Petitioner has also failed to show that the state court's adjudication of the merits of the federal claim "resulted in a decision that was contrary to, or involved an unreasonable application of, clearly established Federal law, as determined by the Supreme Court of the United States." § 2254(d)(1). Petitioner has failed to show anything wrong with the search of 1500 Cleveland Street. Ronald Rolle lived there. He had just been shot, and he had just told the police officer who arrived on the scene that Petitioner shot him. He made the same statement in written form at the hospital. He gave the key to the residence to the police. Petitioner's argument about identity theft is completely beside the point. Even if Petitioner had been wrongly accused of identity theft, he shot his brother. Consent to search 1500 Cleveland Street existed. The officers did not need a search warrant.
Indeed, the argument about an allegedly wrongful accusation of identity theft tends to prove, rather than disprove, that Petitioner's shooting of his brother was not accidental.
Petitioner argues that the search of the F. A. Ash Way residence was unlawful as well, but he has produced no evidence to support this assertion. The officers entered that residence after announcing themselves and after Petitioner failed to appear. They had a warrant for Petitioner's arrest. Ronald Rolle had told the officers that Petitioner shot him. The shotgun was missing. Petitioner knew this, and he was in the attic with two loaded weapons.
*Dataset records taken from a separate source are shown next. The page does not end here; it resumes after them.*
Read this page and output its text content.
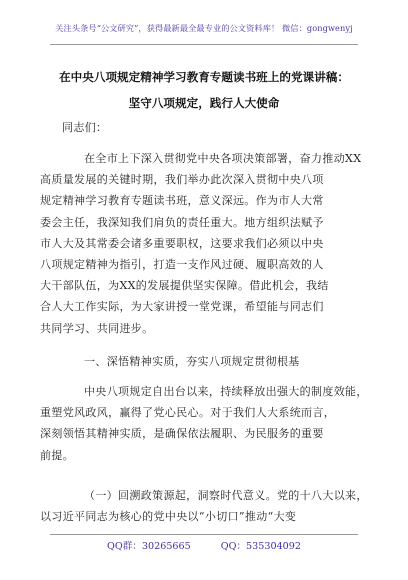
关注头条号“公文研究”，获得最新最全最专业的公文资料库！ 微信：gongwenyj
在中央八项规定精神学习教育专题读书班上的党课讲稿：
坚守八项规定，践行人大使命
同志们：
在全市上下深入贯彻党中央各项决策部署，奋力推动XX
高质量发展的关键时期，我们举办此次深入贯彻中央八项
规定精神学习教育专题读书班，意义深远。作为市人大常
委会主任，我深知我们肩负的责任重大。地方组织法赋予
市人大及其常委会诸多重要职权，这要求我们必须以中央
八项规定精神为指引，打造一支作风过硬、履职高效的人
大干部队伍，为XX的发展提供坚实保障。借此机会，我结
合人大工作实际，为大家讲授一堂党课，希望能与同志们
共同学习、共同进步。
一、深悟精神实质，夯实八项规定贯彻根基
中央八项规定自出台以来，持续释放出强大的制度效能，
重塑党风政风，赢得了党心民心。对于我们人大系统而言，
深刻领悟其精神实质，是确保依法履职、为民服务的重要
前提。
（一）回溯政策源起，洞察时代意义。党的十八大以来，
以习近平同志为核心的党中央以“小切口”推动“大变
QQ群：30265665	QQ：535304092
The officers found shotgun shells on the washer and the opening to the attic was ajar. Petitioner was not found in the main parts of the house. When a mirror on a long pole was inserted into the opening, Petitioner pushed it away. Petitioner was ordered to get out the attic for the safety of everyone present, and he did. Incident to this arrest, the officers, for their own safety, if nothing else, were authorized to go into the attic to be sure no one else with a weapon was up there. They found the shotgun and a handgun in the attic, both loaded. This was entirely proper protective sweep incident to an arrest pursuant to an arrest warrant, even if there had not been a search warrant. Still, Officer Womble said there was a search warrant and Petitioner has come forward with no evidence to the contrary.
As a consequence, Petitioner's lawyer had no Fourth Amendment claim to make and was not ineffective for pursuing a frivolous motion. Petitioner had no Fourth Amendment claim to make on appeal, either, and he knew that he waived his defenses when he entered a guilty plea.
Conclusion
Accordingly, it is RECOMMENDED that 28 U.S.C. § 2254 petition for writ of habeas corpus filed by Randall Lamont Rolle challenging conviction for possession of a firearm having been previously convicted of a felony in the Circuit Court of the Second Judicial Circuit, in and for Leon County, Florida, case number 2002-CF-4016, be DENIED WITH PREJUDICE. IN CHAMBERS at Tallahassee, Florida.
NOTICE TO THE PARTIES
A party may file specific, written objections to the proposed findings and recommendations within 15 days after being served with a copy of this report and recommendation. A party may respond to another party's objections within 10 days after being served with a copy thereof. Failure to file specific objections limits the scope of review of proposed factual findings and recommendations.